Biodiesel used to meet this specification is called FAME (fatty acid methyl ester) and it is made from various combinations of fresh and recycled vegetable oils, as well as some animal fats.
FAME is a more tricky substance to keep than regular mineral diesel, and initially it was suggested that the problems were down to the condition of farm storage tanks rather than the quality of the fuel.
But the fact that cases were largely confined to East Anglia and Scotland begged the question that there was something awry with some of this fuel, rather than farmers in those areas having poorer-than-average storage.
In response, the UK Petroleum Industry Association (UKPIA) and its members carried out numerous fuel sample tests, but these failed to pinpoint a single cause and all of the fuels tested were found to meet current standards.
Pinpointing the problem
However, tests conducted by one of the UK’s leading fuel additive producers show that there could be a problem with insoluble particles dropping out of some of these fuel blends.
At the height of the troubles, Fuel Additive Science Technology (FAST) – which produces Exocet additives – was inundated with fuel samples and clogged filters from East Anglia and the south-east of England.
It set about testing some 100 samples and found that just 15% contained contaminants resulting from poor storage, such as rust, dust, water and microbes.

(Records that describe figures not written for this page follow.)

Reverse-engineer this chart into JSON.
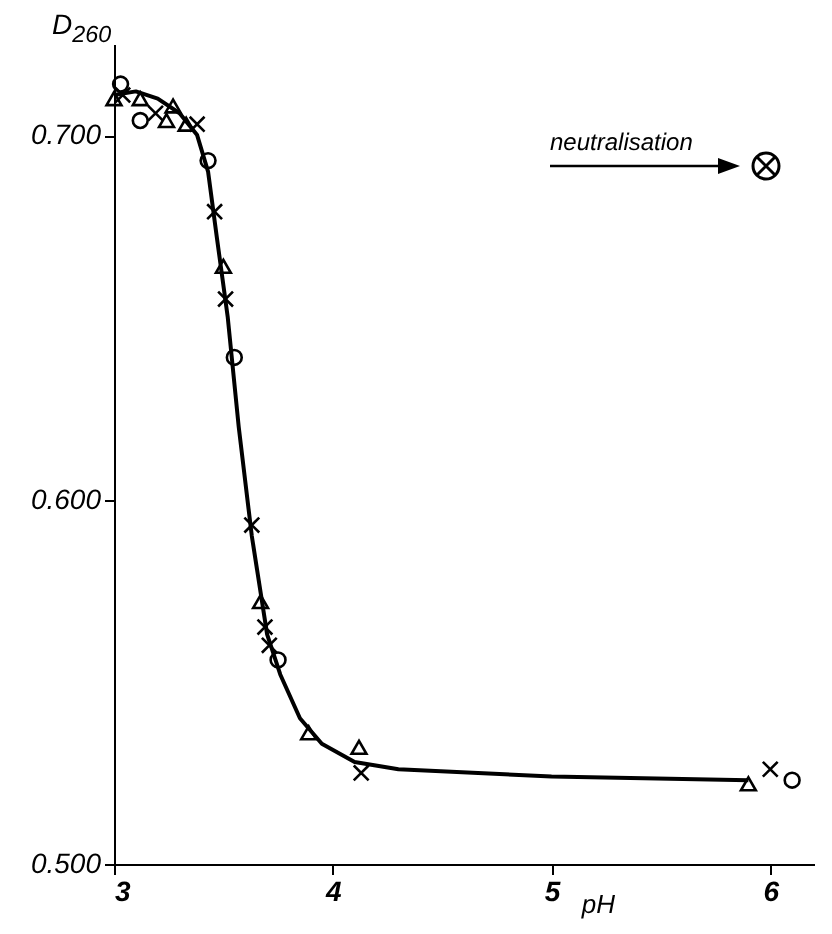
{
  "chart_data": {
    "type": "scatter",
    "ylabel": "D$_{260}$",
    "xlabel": "pH",
    "xlim": [
      3,
      6.2
    ],
    "xticks": [
      3,
      4,
      5,
      6
    ],
    "ylim": [
      0.5,
      0.725
    ],
    "yticks": [
      {
        "value": 0.5,
        "label": "0.500"
      },
      {
        "value": 0.6,
        "label": "0.600"
      },
      {
        "value": 0.7,
        "label": "0.700"
      }
    ],
    "grid": false,
    "annotations": [
      "neutralisation"
    ],
    "series": [
      {
        "type": "line",
        "marker": "none",
        "color": "#000000",
        "x": [
          3.0,
          3.1,
          3.2,
          3.3,
          3.38,
          3.43,
          3.47,
          3.52,
          3.57,
          3.63,
          3.7,
          3.76,
          3.85,
          3.95,
          4.1,
          4.3,
          5.0,
          5.9
        ],
        "values": [
          0.711,
          0.712,
          0.71,
          0.706,
          0.7,
          0.69,
          0.672,
          0.65,
          0.62,
          0.59,
          0.563,
          0.552,
          0.54,
          0.533,
          0.528,
          0.526,
          0.524,
          0.523
        ]
      },
      {
        "type": "scatter",
        "marker": "triangle",
        "color": "#000000",
        "x": [
          3.0,
          3.12,
          3.24,
          3.27,
          3.33,
          3.5,
          3.67,
          3.89,
          4.12,
          5.9
        ],
        "values": [
          0.71,
          0.71,
          0.704,
          0.708,
          0.703,
          0.664,
          0.572,
          0.536,
          0.532,
          0.522
        ]
      },
      {
        "type": "scatter",
        "marker": "circle",
        "color": "#000000",
        "x": [
          3.03,
          3.12,
          3.43,
          3.55,
          3.75,
          6.1
        ],
        "values": [
          0.714,
          0.704,
          0.693,
          0.639,
          0.556,
          0.523
        ]
      },
      {
        "type": "scatter",
        "marker": "cross",
        "color": "#000000",
        "x": [
          3.04,
          3.19,
          3.38,
          3.46,
          3.51,
          3.63,
          3.69,
          3.71,
          4.13,
          6.0
        ],
        "values": [
          0.711,
          0.706,
          0.703,
          0.679,
          0.655,
          0.593,
          0.565,
          0.56,
          0.525,
          0.526
        ]
      }
    ]
  }
}
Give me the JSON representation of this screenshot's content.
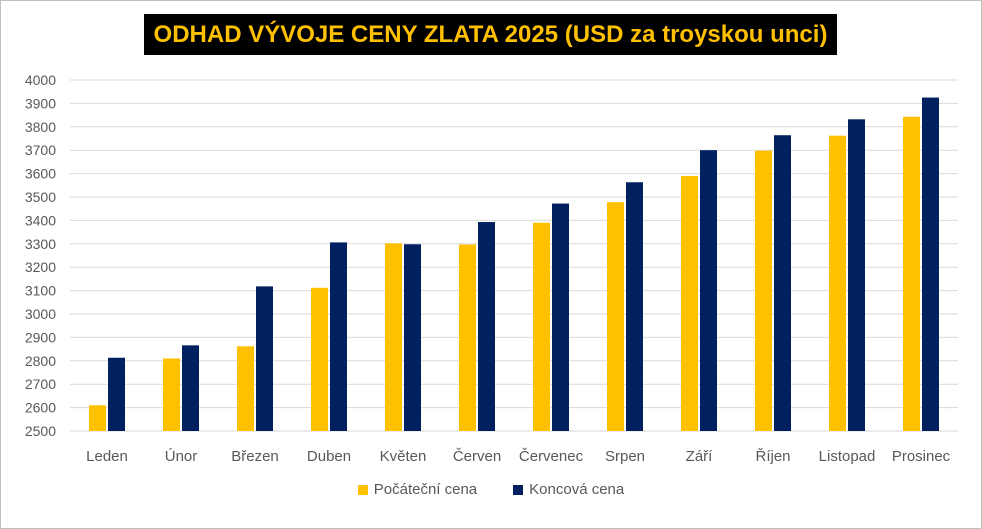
{
  "colors": {
    "title_bg": "#000000",
    "title_text": "#ffc000",
    "start_series": "#ffc000",
    "end_series": "#002060",
    "grid": "#d9d9d9"
  },
  "chart_data": {
    "type": "bar",
    "title": "ODHAD VÝVOJE CENY ZLATA 2025 (USD za troyskou unci)",
    "categories": [
      "Leden",
      "Únor",
      "Březen",
      "Duben",
      "Květen",
      "Červen",
      "Červenec",
      "Srpen",
      "Září",
      "Říjen",
      "Listopad",
      "Prosinec"
    ],
    "series": [
      {
        "name": "Počáteční cena",
        "color": "#ffc000",
        "values": [
          2610,
          2810,
          2862,
          3112,
          3302,
          3297,
          3390,
          3478,
          3590,
          3698,
          3762,
          3843
        ]
      },
      {
        "name": "Koncová cena",
        "color": "#002060",
        "values": [
          2813,
          2866,
          3118,
          3306,
          3298,
          3393,
          3472,
          3563,
          3700,
          3764,
          3832,
          3925
        ]
      }
    ],
    "ylim": [
      2500,
      4000
    ],
    "yticks": [
      "2500",
      "2600",
      "2700",
      "2800",
      "2900",
      "3000",
      "3100",
      "3200",
      "3300",
      "3400",
      "3500",
      "3600",
      "3700",
      "3800",
      "3900",
      "4000"
    ],
    "grid": true,
    "legend_position": "bottom"
  }
}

And in many cases, these weren’t in high enough concentrations to cause significant blockages.
The remaining samples were found to be free from contaminants, with a clear, bright appearance and they met current fuel specifications.
High particulate counts
However, more detailed testing revealed that the fuels had surprisingly high total contamination levels and particulate counts, says technical manager Julia Mansfield.
“Clean gas oil normally has a total contamination value of less than 6mg/kg, but many of these samples were between 15 and 20mg/kg, with some pushing into the low 20s”.
This didn’t mean the samples were beyond legal limits, as the current maximum is 24mg/kg.
But when the sticky residue found on blocked filters was sent for testing at an external laboratory, it revealed that the problem was indeed being caused by these particles.
According to Ms Mansfield, these substances – sterol glucosides and monoglycerides – can drop out of some biodiesel components, and the problem is made worse at low temperatures.
They also don’t melt back in as temperatures rise, so accumulations can build up fairly quickly in cold weather.
“If we’d had a particularly cold spell, it could have been a lot worse,” she says.
The fact that the cases were concentrated in East Anglia and Scotland, suggests the biodiesel components used by producers in these areas differed to those in some other parts of the country.
FAME comes from multiple sources, much of it imported, and it could be that these particular batches more readily released their insoluble constituents.
Fuel producers have apparently worked to address these problems, and according to UKPIA, some have changed “various properties” of their diesel fuel blends.
Since then, the number of reported problems appears to have declined, but the limited amount of fieldwork taking place at this time of year could also have a bearing on this.
For a longer-term fix, an industry taskforce has been created to look into current fuel standards and make sure they guarantee the quality of FAME products being used in the UK.
Regardless of the formations used, FAME is here to stay and it’s sensible to make sure that farm fuel storage able to cope with it.